Naura supplies to mainland chipmaking giants including Semiconductor Manufacturing International Corporation (SMIC), Yangtze Memory Technologies5B Corporation (YMTC) and Hua Hong Semiconductor Group.
The company has been increasing its efforts to develop high-end chipmaking tools after the US pressured the Netherlands and Japan to restrict chipmaking tool companies in the countries from selling advanced gear to China.
Naura denied poaching workers in Taiwan, saying in a statement its local office “was established and operates in accordance with local laws and regulations”.
US and international sanctions spurred a frenzy of chipmaking gear sales to China in the first half of this year, as companies joined the government’s efforts to localise chip production and mitigate the risk of further restrictions, SEMI said.
China, the world’s biggest market for chip manufacturing equipment, spent a record $25 billion (£19bn) on chip tools in the first half, with spending remaining strong into July, indicating another full-year record spend could be on the way.
The country is also expected to be the biggest investor in constructing new chip factories, with spending expected to hit $50bn for the full year, including expenditures on chip tools.

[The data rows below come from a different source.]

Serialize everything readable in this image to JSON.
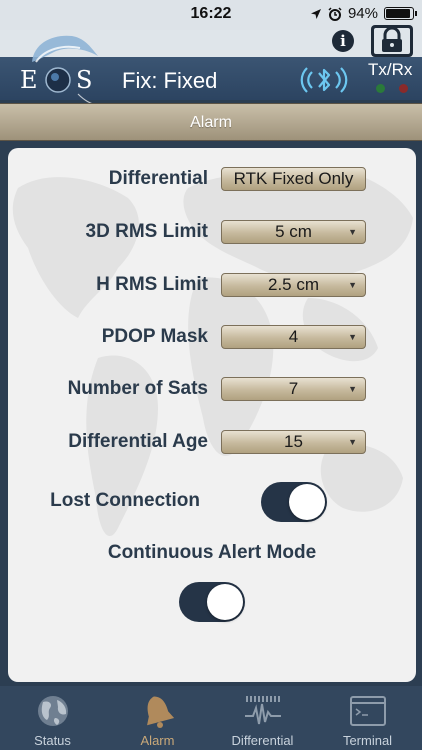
{
  "status_bar": {
    "time": "16:22",
    "battery": "94%",
    "battery_level": 0.94
  },
  "header": {
    "title": "Fix: Fixed",
    "logo_text": "EOS",
    "txrx": "Tx/Rx",
    "info": "i"
  },
  "alarm_bar": {
    "label": "Alarm"
  },
  "settings": {
    "differential": {
      "label": "Differential",
      "value": "RTK Fixed Only"
    },
    "rms3d": {
      "label": "3D RMS Limit",
      "value": "5 cm"
    },
    "hrms": {
      "label": "H RMS Limit",
      "value": "2.5 cm"
    },
    "pdop": {
      "label": "PDOP Mask",
      "value": "4"
    },
    "sats": {
      "label": "Number of Sats",
      "value": "7"
    },
    "diff_age": {
      "label": "Differential Age",
      "value": "15"
    },
    "lost_connection": {
      "label": "Lost Connection",
      "on": true
    },
    "continuous_alert": {
      "label": "Continuous Alert Mode",
      "on": true
    }
  },
  "tabs": [
    {
      "label": "Status",
      "icon": "globe-icon"
    },
    {
      "label": "Alarm",
      "icon": "bell-icon",
      "active": true
    },
    {
      "label": "Differential",
      "icon": "waveform-icon"
    },
    {
      "label": "Terminal",
      "icon": "terminal-icon"
    }
  ],
  "colors": {
    "header": "#2c4461",
    "tabbar": "#33475e",
    "alarm_bar": "#b3a68b",
    "toggle_on": "#253447",
    "active_tab": "#c9a879"
  }
}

SEMI expects significant annual spending growth in Southeast Asia, the Americas, Europe and Japan by 2027 as governments subsidise domestic chip manufacturing.

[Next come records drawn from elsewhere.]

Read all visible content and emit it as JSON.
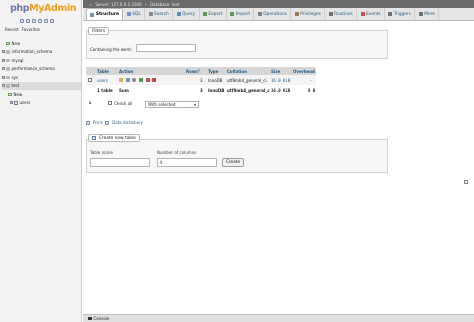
{
  "sidebar": {
    "logo_php": "php",
    "logo_myadmin": "MyAdmin",
    "recent": "Recent",
    "favorites": "Favorites",
    "tree": [
      {
        "label": "New",
        "expander": ""
      },
      {
        "label": "information_schema",
        "expander": "+"
      },
      {
        "label": "mysql",
        "expander": "+"
      },
      {
        "label": "performance_schema",
        "expander": "+"
      },
      {
        "label": "sys",
        "expander": "+"
      },
      {
        "label": "test",
        "expander": "−"
      },
      {
        "label": "New",
        "expander": ""
      },
      {
        "label": "users",
        "expander": "+"
      }
    ]
  },
  "breadcrumb": {
    "server": "Server: 127.0.0.1:3306",
    "database": "Database: test"
  },
  "tabs": [
    {
      "label": "Structure",
      "icon": "structure-icon",
      "color": "#7b8fb8"
    },
    {
      "label": "SQL",
      "icon": "sql-icon",
      "color": "#6f90c9"
    },
    {
      "label": "Search",
      "icon": "search-icon",
      "color": "#8a8a8a"
    },
    {
      "label": "Query",
      "icon": "query-icon",
      "color": "#5b8ac4"
    },
    {
      "label": "Export",
      "icon": "export-icon",
      "color": "#5a9a54"
    },
    {
      "label": "Import",
      "icon": "import-icon",
      "color": "#5a9a54"
    },
    {
      "label": "Operations",
      "icon": "operations-icon",
      "color": "#7f7f7f"
    },
    {
      "label": "Privileges",
      "icon": "privileges-icon",
      "color": "#9a7b52"
    },
    {
      "label": "Routines",
      "icon": "routines-icon",
      "color": "#6f6f6f"
    },
    {
      "label": "Events",
      "icon": "events-icon",
      "color": "#c55050"
    },
    {
      "label": "Triggers",
      "icon": "triggers-icon",
      "color": "#6f6f6f"
    },
    {
      "label": "More",
      "icon": "more-icon",
      "color": "#6f6f6f"
    }
  ],
  "filters": {
    "legend": "Filters",
    "label": "Containing the word:"
  },
  "table": {
    "headers": {
      "table": "Table",
      "action": "Action",
      "rows": "Rows",
      "type": "Type",
      "collation": "Collation",
      "size": "Size",
      "overhead": "Overhead"
    },
    "rows": [
      {
        "name": "users",
        "rows": "3",
        "type": "InnoDB",
        "collation": "utf8mb4_general_ci",
        "size": "16.0 KiB",
        "overhead": "-"
      }
    ],
    "total": {
      "label": "1 table",
      "rows": "Sum",
      "type": "InnoDB",
      "collation": "utf8mb4_general_ci",
      "size": "16.0 KiB",
      "overhead": "0 B"
    },
    "action_icons": [
      "browse-icon",
      "structure-icon",
      "search-icon",
      "insert-icon",
      "empty-icon",
      "drop-icon"
    ]
  },
  "bulk": {
    "check_all": "Check all",
    "with_selected": "With selected:"
  },
  "links": {
    "print": "Print",
    "data_dictionary": "Data dictionary"
  },
  "create": {
    "legend": "Create new table",
    "name_label": "Table name",
    "cols_label": "Number of columns",
    "cols_value": "4",
    "button": "Create"
  },
  "console": {
    "label": "Console"
  }
}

The industry body’s director of market intelligence, Clark Tseng, told Nikkei that Chinese companies were snapping up equipment for mature manufacturing processes, used to manufacture lower-end commodity chips, in the expectation that these could be hit by sanctions.
Tseng said demand was being driven by larger companies such as SMIC as well as a significant number of smaller chipmakers.
China was the only country to increase year-on-year spending in the first half amidst a global economic slowdown, as Taiwan, South Korea and North America all reduced year-on-year expenditures.
The chip industry has grown roughly 20 percent this year so far largely due to returning demand for memory chips and a surge in demand for AI chips, SEMI said, with sectors such as automotive or industrial chips showing only 3 to 5 percent growth.
Tseng said SEMI expects another year of 20 percent growth in 2025 due to the same drivers.
China was the biggest revenue source for the top chipmaking equipment providers, making up 49.9 percent of the revenue for the June quarter of Japan’s top toolmaker Tokyo Electron, and 49 percent for the Netherlands’ ASML.
US chipmaking equipment providers Applied Materials, Lam Research and KLA said they made 32, 39 and 44 percent of their revenues from China in their latest quarterly results.
All of those companies are subject to US-led export controls that restrict them from selling their most advanced gear to China.